Objectives: The purpose of this clinical trial is to examine the effectiveness of 20 mg piroxicam with 50 mg tramadol as a pre-emptive analgesic for mandibular third molar surgery.
 Methods: In this prospective study, 30 patients were referred to the Department of Oral and Maxillofacial Surgery in Chennai for surgical removal of impacted mandibular third molars with similar difficulty indexes under local anesthetic. Patients were randomly distributed to one of two groups: Group A received 20 mg piroxicam intramuscularly (IM) 50 minutes before surgery, while Group B received 50 mg tramadol IM 50 minutes before surgery. The time to analgesic re-medication, Pain intensity (VAS Scores) at 1st, 2nd, 12th, 24th hour, total analgesic consumption was evaluated.

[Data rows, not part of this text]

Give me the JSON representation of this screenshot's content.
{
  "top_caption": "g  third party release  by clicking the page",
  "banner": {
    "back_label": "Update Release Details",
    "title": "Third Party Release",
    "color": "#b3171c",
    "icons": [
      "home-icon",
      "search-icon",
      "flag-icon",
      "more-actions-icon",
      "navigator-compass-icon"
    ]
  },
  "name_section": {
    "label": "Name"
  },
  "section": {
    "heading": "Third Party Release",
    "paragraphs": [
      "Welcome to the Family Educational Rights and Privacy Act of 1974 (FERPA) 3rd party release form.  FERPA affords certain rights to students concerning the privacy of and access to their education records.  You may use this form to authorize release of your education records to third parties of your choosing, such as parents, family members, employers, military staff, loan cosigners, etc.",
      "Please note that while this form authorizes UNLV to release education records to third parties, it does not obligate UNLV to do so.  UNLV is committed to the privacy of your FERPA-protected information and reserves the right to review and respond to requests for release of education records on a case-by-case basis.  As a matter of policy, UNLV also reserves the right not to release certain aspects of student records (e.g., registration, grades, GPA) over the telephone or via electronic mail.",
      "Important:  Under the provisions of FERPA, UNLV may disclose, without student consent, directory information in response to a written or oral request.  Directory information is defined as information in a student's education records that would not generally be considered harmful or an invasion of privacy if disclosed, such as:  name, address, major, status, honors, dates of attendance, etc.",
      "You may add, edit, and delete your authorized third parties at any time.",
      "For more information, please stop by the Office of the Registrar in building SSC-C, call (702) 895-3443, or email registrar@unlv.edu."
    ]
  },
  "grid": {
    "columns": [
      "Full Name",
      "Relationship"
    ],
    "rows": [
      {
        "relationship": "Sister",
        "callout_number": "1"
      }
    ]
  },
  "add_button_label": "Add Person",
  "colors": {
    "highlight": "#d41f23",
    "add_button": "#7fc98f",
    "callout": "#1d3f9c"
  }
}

 Results: When compared to the group getting 50 mg of tramadol IM, the group receiving 20 mg of piroxicam IM demonstrated differences in pain intensity as measured by the visual analog scale and total analgesic consumption [lesser values], and the results were statistically significant(p<0.05). However, there were no statistically significant differences between the two groups in terms of time to first rescue analgesic medication, number of patients requiring the rescue analgesic procedure (10 mg of oral ketorolac), and number of patients without the need for analgesic during the evaluation period. (P >0 .05).
 Conclusion: Within the limits of the study, patients who received 20 mg of piroxicam before surgery had less pain intensity and total analgesic consumption than those who received 50 mg of tramadol before surgery. In comparison to pre-emptively administered tramadol, piroxicam showed superior analgesic effects for intermediate surgical operations when given preoperatively.